Following the appeals hearing last week, Waterkeeper and other environmental groups issued a news release stating that regardless of the Court of Appeals decision, they will campaign for legislative changes for more public oversight of the state’s nutrient management program.
“This case shows that Maryland has a real problem with allowing public access to information,” Jeff Holland, West Rhode riverkeeper said in a written statement. “In order for the public to have oversight of the Department of Agriculture’s farm pollution program, we’re going to have to get the legislature to stand up to the Farm Bureau and change the law.”

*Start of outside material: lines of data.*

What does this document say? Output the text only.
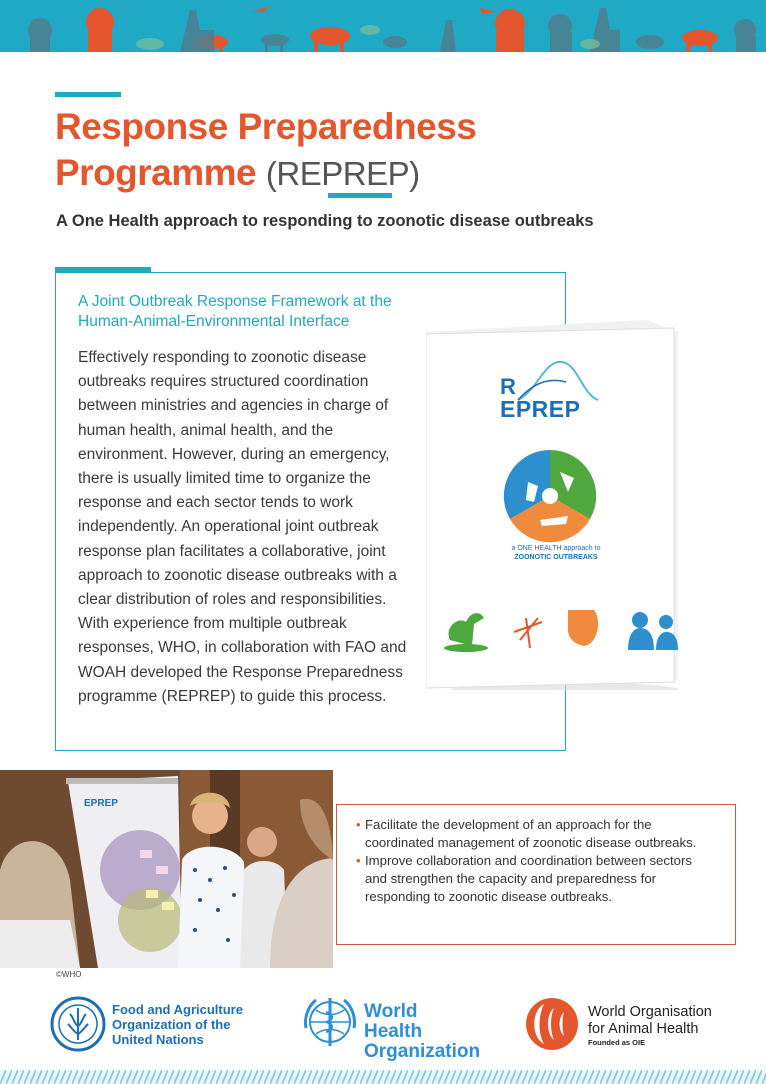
Response Preparedness
Programme (REPREP)
A One Health approach to responding to zoonotic disease outbreaks
A Joint Outbreak Response Framework at the Human-Animal-Environmental Interface
Effectively responding to zoonotic disease outbreaks requires structured coordination between ministries and agencies in charge of human health, animal health, and the environment. However, during an emergency, there is usually limited time to organize the response and each sector tends to work independently. An operational joint outbreak response plan facilitates a collaborative, joint approach to zoonotic disease outbreaks with a clear distribution of roles and responsibilities. With experience from multiple outbreak responses, WHO, in collaboration with FAO and WOAH developed the Response Preparedness programme (REPREP) to guide this process.
R
EPREP
a ONE HEALTH approach to
ZOONOTIC OUTBREAKS
EPREP
©WHO
• Facilitate the development of an approach for the coordinated management of zoonotic disease outbreaks.
• Improve collaboration and coordination between sectors and strengthen the capacity and preparedness for responding to zoonotic disease outbreaks.
Food and Agriculture
Organization of the
United Nations
World Health
Organization
World Organisation
for Animal Health
Founded as OIE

The fight over releasing nutrient management data goes back to 2007 when Waterkeeper Alliance filed Public Information Act requests with MDA for nutrient management information and Maryland Farm Bureau stepped in to block the release of information. In 2009, a Circuit Court judge ordered MDA to disclose nutrient management information but redact any information from any document related to a farmer’s nutrient management plan that would identify the farmer or farm operation.
After another PIA request from Assateague Coastkeeper in 2010 for information including inspection, compliance and enforcement actions, Farm Bureau again filed a complaint in Circuit Court to keep MDA from releasing the data.
The following year, the Circuit Court granted Farm Bureau’s complaint and MDA must redact any information on any document related to nutrient management plans that would identify an individual farmer. Waterkeeper Alliance appealed the decision which was upheld by the Court of Special Appeals last May.